Stott, kısaca ARED olarak bilinen İleri Dirençli Antrenman Aygıtı’nın squat, yük kaldırma ve kürek antrenmanları için kullanıldığını belirtti. Mürettebat ayrıyeten kendilerini bağladıkları bantlarda yürüyüş antrenmanları yapıp dayanıklılık idmanı olarak dinamometreli bisiklette pedal çeviriyor.

Nicole Stott

Stott, bu kadar antrenmanın sonucunda terlediklerini ve çamaşır yıkama gereksinimi doğduğunu belirterek, “Bir çamaşırhanemiz yok. Yalnızca kütleler halinde suyumuz ve sabun üzere bir gerecimiz var” dedi.

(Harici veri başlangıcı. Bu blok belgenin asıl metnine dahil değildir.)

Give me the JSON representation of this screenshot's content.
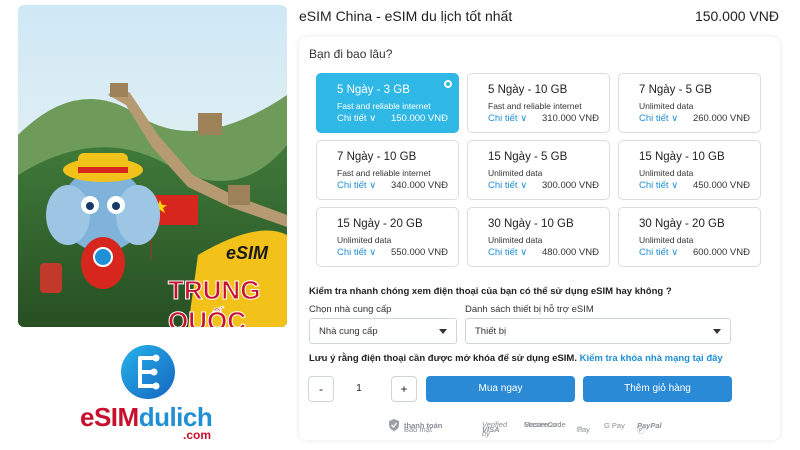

Yerçekimi olmadığı için terin bedenden aşağı akamadığını da kelamlarına ekleyen Stott, “Astronotların bedenleri Dünya’dakine kıyasla çok daha ağır bir ter katmanıyla kaplanıyor. Terin saç derimde toplandığını hissederdim. Elimle başımı sıyırmam gerekirdi. Lakin saçınızı sallamamanız gerekiyordu aksi takdirde ter her yere saçılıyordu” diye konuştu.

GÜNLÜK GİYSİLER HİÇ KİRLENMİYOR

Bu kıyafetlerin çok kirlendiğini ve atmosferde yanmak üzere kargo araçlarına yüklendiğini belirten Stott, günlük giysilerinin ise kirlenmediğini belirterek, “Sıfır yer çekimi ortamında giysiler insanın bedenine yapışmıyor. Bu nedenle ciltteki yağ ve başka unsurlar giysileri etkilemiyor. Ben üç ay boyunca tek bir pantolon giydim” derken asıl sorunun yiyecekler olduğunu söyledi ve ekledi:

“Örneğin biri bir konserve kutusu açıyordu, et kesimleri ve sos her yere yayılıyordu. Herkes alarma geçiyordu zira küçük yağ toplarının nereye gideceği aşikâr olmuyordu. Beşerler Matrix sinemasındaki üzere geriye yanlışsız süzülüp et suyu toplarından kaçmaya çalışıyordu.”

Dönem periyot gönderilen uzay araçları, ISS’e yeni astronotların yanı sıra taze yiyecekler, giysiler ve ekipman da taşıyor. NASA her yıl birkaç sefer tedarik araçlarını gönderiyor.

YEMEKLER DAİMA PAYLAŞILIYOR

Hadfield, Dünya’dan çıkıp uzay istasyonuna varmanın inanılmaz bir deneyim olduğunu belirterek, “Evrenin sonsuzluğunun içinde ISS’i görmek insanın hayatı değiştiren bir an. Karanlığın içinde bir hayat balonu, insanın yaratıcılığının çok küçük ölçekli bir örneği” dedi.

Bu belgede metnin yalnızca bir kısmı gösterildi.